Le concept de bulle pour chaque groupe-classe permet par ailleurs aux élèves d’entrer directement en contact. Une façon de faire beaucoup plus facilitante, selon Simon Cabot Thibault. «C’est ce qui est bien si on compare au printemps, où là, tous les élèves devaient garder une distance de deux mètres. C’était pas mal plus problématique pour toutes les activités physiques ou les travaux académiques d’équipe», constate-t-il.
Inquiétudes en cas de fermeture
Généralement satisfait du plan gouvernemental pour la rentrée scolaire, Simon Cabot-Thibault émet cependant des doutes sur la façon dont les écoles pourront réagir en cas de fermeture. «Le gouvernement nous a annoncé que chaque école devait se doter d’un plan d’urgence qui pourra être mis en application très rapidement pour devenir une école 100% virtuelle, expose-t-il. J’ai un gros questionnement par rapport à ça. C’est peut-être là le plus gros défi de l’automne.»
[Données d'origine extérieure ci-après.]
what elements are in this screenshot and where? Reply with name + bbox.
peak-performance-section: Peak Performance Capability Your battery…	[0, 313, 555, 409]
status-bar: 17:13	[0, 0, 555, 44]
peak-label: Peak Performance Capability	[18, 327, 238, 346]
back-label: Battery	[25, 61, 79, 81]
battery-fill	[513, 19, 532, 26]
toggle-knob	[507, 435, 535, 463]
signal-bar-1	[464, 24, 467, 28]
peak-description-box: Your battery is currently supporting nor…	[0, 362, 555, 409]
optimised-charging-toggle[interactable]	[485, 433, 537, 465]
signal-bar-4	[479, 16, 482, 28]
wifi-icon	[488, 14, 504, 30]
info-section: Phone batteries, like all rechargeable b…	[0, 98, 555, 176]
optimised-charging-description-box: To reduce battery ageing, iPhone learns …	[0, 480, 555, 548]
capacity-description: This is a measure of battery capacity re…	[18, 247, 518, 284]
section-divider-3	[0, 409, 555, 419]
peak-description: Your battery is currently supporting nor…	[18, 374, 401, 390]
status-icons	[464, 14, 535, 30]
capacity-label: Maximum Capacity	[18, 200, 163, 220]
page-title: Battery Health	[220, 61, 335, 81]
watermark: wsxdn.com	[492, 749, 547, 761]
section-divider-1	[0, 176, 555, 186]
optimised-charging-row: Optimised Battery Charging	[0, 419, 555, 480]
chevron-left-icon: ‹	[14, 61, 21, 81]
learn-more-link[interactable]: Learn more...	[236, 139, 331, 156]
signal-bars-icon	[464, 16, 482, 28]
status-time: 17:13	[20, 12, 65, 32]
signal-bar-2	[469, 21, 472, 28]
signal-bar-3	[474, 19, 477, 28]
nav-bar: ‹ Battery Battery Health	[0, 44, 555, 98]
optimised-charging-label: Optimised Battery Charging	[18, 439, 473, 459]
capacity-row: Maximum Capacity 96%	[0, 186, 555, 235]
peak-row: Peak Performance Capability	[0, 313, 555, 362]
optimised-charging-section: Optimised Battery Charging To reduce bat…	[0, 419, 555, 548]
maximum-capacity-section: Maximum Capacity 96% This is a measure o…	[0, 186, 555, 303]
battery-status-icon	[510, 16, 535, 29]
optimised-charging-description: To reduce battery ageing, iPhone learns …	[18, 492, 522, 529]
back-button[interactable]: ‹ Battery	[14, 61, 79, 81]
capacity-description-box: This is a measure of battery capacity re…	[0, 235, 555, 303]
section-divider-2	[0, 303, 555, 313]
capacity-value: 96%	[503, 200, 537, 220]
Le déploiement en ligne des écoles exigera que chaque élève soit muni d’ordinateurs et de tablettes électroniques et apte à les utiliser. Ce qui n’est pas nécessairement le cas, dit l’enseignant. «Si on reconfine et que les parents doivent travailler de la maison, les parents vont utiliser les ordinateurs. Dans des milieux plus défavorisés, il y a peut-être un manque d’équipements. C’est tout ça qui est à évaluer.»
Simon Cabot-Thibault enseigne l’éducation physique à l’école Saint-Rosaire de Gaspé.